Наконец солнечные лучи залили провонявший зал ожидания, и люди зашевелились. На скамейке сел прыщавый молодой парень, волосы на голове у него торчали во все стороны. Почесал ногу, прикрыл глаза, доставая раздавленную сигарету с фильтром, и прикурил от пластмассовой зажигалки. Выпустил клуб дыма, отхаркнулся и сплюнул на пол жёлтую мокроту. Потом вставил ноги в башмаки, привычным движением растёр плевок и похлопал по заду лежащую рядом девицу. Та изогнулась, потягиваясь, и что-то капризно промычала. «Автобус уходит!» — крикнул он. Та села с отупелым видом, потёрла глаза тыльной стороной красных ладоней и протяжно зевнула. Поняв, что это розыгрыш, стукнула его пару раз кулаком по спине и со стоном улеглась снова. Цзиньтун изучающе разглядывал молодое, упитанное лицо, короткий лоснящийся нос, белую складку живота, выглядывающую из-под розовой блузки. Парень без стеснения залез левой рукой, на которой красовались электронные часы, к ней под блузку и стал ласкать плоские груди.
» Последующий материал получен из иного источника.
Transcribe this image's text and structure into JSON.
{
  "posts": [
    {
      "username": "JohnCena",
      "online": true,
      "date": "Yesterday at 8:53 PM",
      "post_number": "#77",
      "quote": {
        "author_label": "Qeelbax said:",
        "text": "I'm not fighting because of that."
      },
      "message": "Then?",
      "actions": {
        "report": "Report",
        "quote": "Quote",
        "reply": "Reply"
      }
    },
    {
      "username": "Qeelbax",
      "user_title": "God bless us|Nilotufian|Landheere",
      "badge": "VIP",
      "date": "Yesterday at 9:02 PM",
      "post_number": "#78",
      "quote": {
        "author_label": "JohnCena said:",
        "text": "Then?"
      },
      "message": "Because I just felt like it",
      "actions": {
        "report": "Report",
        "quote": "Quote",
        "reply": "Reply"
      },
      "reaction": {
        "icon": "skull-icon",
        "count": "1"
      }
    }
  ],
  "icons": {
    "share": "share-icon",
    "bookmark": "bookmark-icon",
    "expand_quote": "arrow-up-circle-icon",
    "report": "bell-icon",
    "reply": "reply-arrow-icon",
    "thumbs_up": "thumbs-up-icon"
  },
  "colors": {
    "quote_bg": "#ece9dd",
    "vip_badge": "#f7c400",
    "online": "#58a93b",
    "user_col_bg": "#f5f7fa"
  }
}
Ощущение своей вневременности глодало сердце Цзиньтуна, словно гусеница шелкопряда. Пожалуй, впервые пришло в голову: «Силы небесные, мне ведь сорок два! И повзрослеть не успел, а уже на тебе — средний возраст». Нежности молодого человека заставили его, стороннего наблюдателя, стыдливо покраснеть и отвернуться. Безжалостность возраста добавила ещё один печальный мазок к безрадостной картине, и в голове бешено закрутилось: «Сорок два года прожито, а что я сделал за это время? Прошлое — будто окутанная туманом тропинка, убегающая в просторы полей, где смутно видно метра на три назад, а впереди — сплошная дымка. Большая половина жизни прожита, одна скверна, одна грязь, даже самому противно. Вторая половина началась в день освобождения, но что меня ждёт, что?!»
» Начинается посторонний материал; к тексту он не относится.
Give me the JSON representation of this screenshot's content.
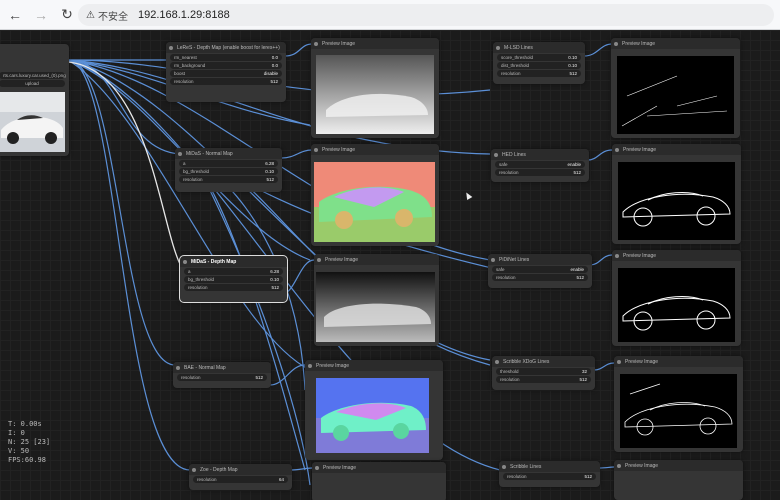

Блуждая взглядом по стенам зала, он наткнулся на выложенную цветной мозаикой картину: мускулистый мужчина, прикрытый лишь несколькими зелёными листочками, обнимает обнажённую по пояс женщину с развевающимися, как лошадиный хвост, волосами. Ограниченное пространство мозаики заключало в себе безграничный полёт воображения. Выражение страстного желания и мечтательной устремлённости на лицах юных полубогов вызвало в душе ощущение великой пустоты. Это горестное чувство пустоты он испытывал не раз, когда, лёжа на желтозёме в устье Хуанхэ, глядел в чистую лазурь бескрайних просторов. Овцы паслись на приволье лугов, а пастух Шангуань Цзиньтун валялся, глядя в небеса. Линия красных флажков вдалеке обозначала границу, определённую администрацией хозяйства для заключённых. За флажками по большой, ограждающей от моря дамбе разъезжали верховые охранники с винтовками. Следом трусили собаки, отпрыски отставных армейских псов и местных дворняг. Время от времени они останавливались и, глядя на серовато-белые волны за дамбой, заливались бессмысленным лаем.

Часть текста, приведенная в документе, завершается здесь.